文件压缩带来了两大益处1)减少存贮空间2)加速网络(磁盘)传输。基于大数据的传输,都需要经过压缩处理。
压缩格式
压缩格式 | 工具 | 算法 | 文件扩展名 | 可分块 |
DEFLATE | N/A | DEFLATE | .deflate | No |
gzip | gzip | DEFLATE | .gz | No |
bzip2 | bzip2 | bzip2 | .bz2 | Yes |
LZO | lzop | LZO | .lzo | No |
Snappy | N/A | Snappy | .snappy | No |
压缩及解压缩
文件解压实例
package com.bigdata.io;
import java.io.IOException;
import java.io.InputStream;
import java.io.OutputStream;
import java.net.URI;
import org.apache.hadoop.conf.Configuration;
import org.apache.hadoop.fs.FileSystem;
import org.apache.hadoop.fs.Path;
import org.apache.hadoop.io.IOUtils;
import org.apache.hadoop.io.compress.CompressionCodec;
import org.apache.hadoop.io.compress.CompressionCodecFactory;
public class FileDecompressor {
public static void main(String[] args) throws IOException {
String uri = args[0];
Configuration conf = new Configuration();
FileSystem fs = FileSystem.get(URI.create(uri),conf);
Path inputPath = new Path(uri);
CompressionCodecFactory factory = new CompressionCodecFactory(conf);
// io.compression.codecs 定义列表中的一个
CompressionCodec codec = factory.getCodec(inputPath);
if(null == codec){
System.err.println("No codec for " + uri);
System.exit(-1);
}
String outputUri = CompressionCodecFactory.removeSuffix(uri, codec.getDefaultExtension());
InputStream in = null;
OutputStream out = null;
try{
in = codec.createInputStream(fs.open(inputPath));
out = fs.create(new Path(outputUri));
IOUtils.copyBytes(in, out, conf);
}finally{
IOUtils.closeStream(in);
IOUtils.closeStream(out);
}
}
}
$hadoop jar stream.jar com.bigdata.io.FileDecompressor test.txt.gz
12/06/14 09:48:28 INFO util.NativeCodeLoader: Loaded the native-hadoop library
12/06/14 09:48:28 INFO zlib.ZlibFactory: Successfully loaded & initialized native-zlib library
Native Libraries
Native gzip 库减少解压缩时间在50%,压缩时间在10%(同java实现的压缩算法)
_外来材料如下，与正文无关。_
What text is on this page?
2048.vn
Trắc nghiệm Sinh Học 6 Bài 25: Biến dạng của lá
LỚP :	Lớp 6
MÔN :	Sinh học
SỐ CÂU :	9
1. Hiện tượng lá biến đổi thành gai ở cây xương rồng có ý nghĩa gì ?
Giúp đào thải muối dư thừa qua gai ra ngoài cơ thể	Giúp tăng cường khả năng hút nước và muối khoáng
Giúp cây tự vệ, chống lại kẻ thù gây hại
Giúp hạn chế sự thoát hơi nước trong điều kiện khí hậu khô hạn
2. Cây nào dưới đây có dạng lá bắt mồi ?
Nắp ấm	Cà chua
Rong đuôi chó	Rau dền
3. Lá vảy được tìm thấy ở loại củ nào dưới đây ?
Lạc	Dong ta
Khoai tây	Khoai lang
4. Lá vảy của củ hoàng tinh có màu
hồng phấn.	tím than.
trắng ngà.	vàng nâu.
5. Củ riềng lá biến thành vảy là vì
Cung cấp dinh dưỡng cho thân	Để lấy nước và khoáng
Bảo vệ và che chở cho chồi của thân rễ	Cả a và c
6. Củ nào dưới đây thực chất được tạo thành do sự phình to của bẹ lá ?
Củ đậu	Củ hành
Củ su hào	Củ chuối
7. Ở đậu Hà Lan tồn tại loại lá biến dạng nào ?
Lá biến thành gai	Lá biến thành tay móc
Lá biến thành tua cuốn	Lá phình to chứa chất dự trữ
禁用Native Library , 需要设置属性hadoop.native.lib 为 false
package com.bigdata.io;
import java.io.IOException;
import org.apache.hadoop.conf.Configuration;
import org.apache.hadoop.io.IOUtils;
import org.apache.hadoop.io.compress.CodecPool;
import org.apache.hadoop.io.compress.CompressionCodec;
import org.apache.hadoop.io.compress.CompressionOutputStream;
import org.apache.hadoop.io.compress.Compressor;
import org.apache.hadoop.util.ReflectionUtils;
public class PooledStreamCompressor {
public static void main(String[] args) throws ClassNotFoundException {
String codecClassName = args[0];
Class<?> codecClass = Class.forName(codecClassName);
Configuration conf = new Configuration();
CompressionCodec codec = (CompressionCodec) ReflectionUtils.newInstance(codecClass, conf);
Compressor compressor = null;
try {
compressor = CodecPool.getCompressor(codec);
CompressionOutputStream out = codec.createOutputStream(System.out, compressor);
IOUtils.copyBytes(System.in, out,4096,false);
out.finish();
} catch (IOException e) {
e.printStackTrace();
}finally{
CodecPool.returnCompressor(compressor);
}
}
}
echo "Text" | hadoop jar stream.jar com.bigdata.io.PooledStreamCompressor org.apache.hadoop.io.compress.GzipCodec | gunzip -
12/06/14 10:57:49 INFO util.NativeCodeLoader: Loaded the native-hadoop library
12/06/14 10:57:49 INFO zlib.ZlibFactory: Successfully loaded & initialized native-zlib library
12/06/14 10:57:49 INFO compress.CodecPool: Got brand-new compressor
Text
使用压缩格式规则
压缩格式的使用取决于你的应用程序。你想最大化您的应用程序的速度,或者是你更关注关于保持存储成本下降?在一般情况下,你应该尝试不同的策略,根据数据集和基准测试,找到最好的办法。
对于大文件,如日志文件,选项有:
1.存储成非压缩格式
2.使用一个支持块分割的压缩格式,比如bzip2(当然bzip2比较慢)或者可以使用LZO(被索引后支持块分割)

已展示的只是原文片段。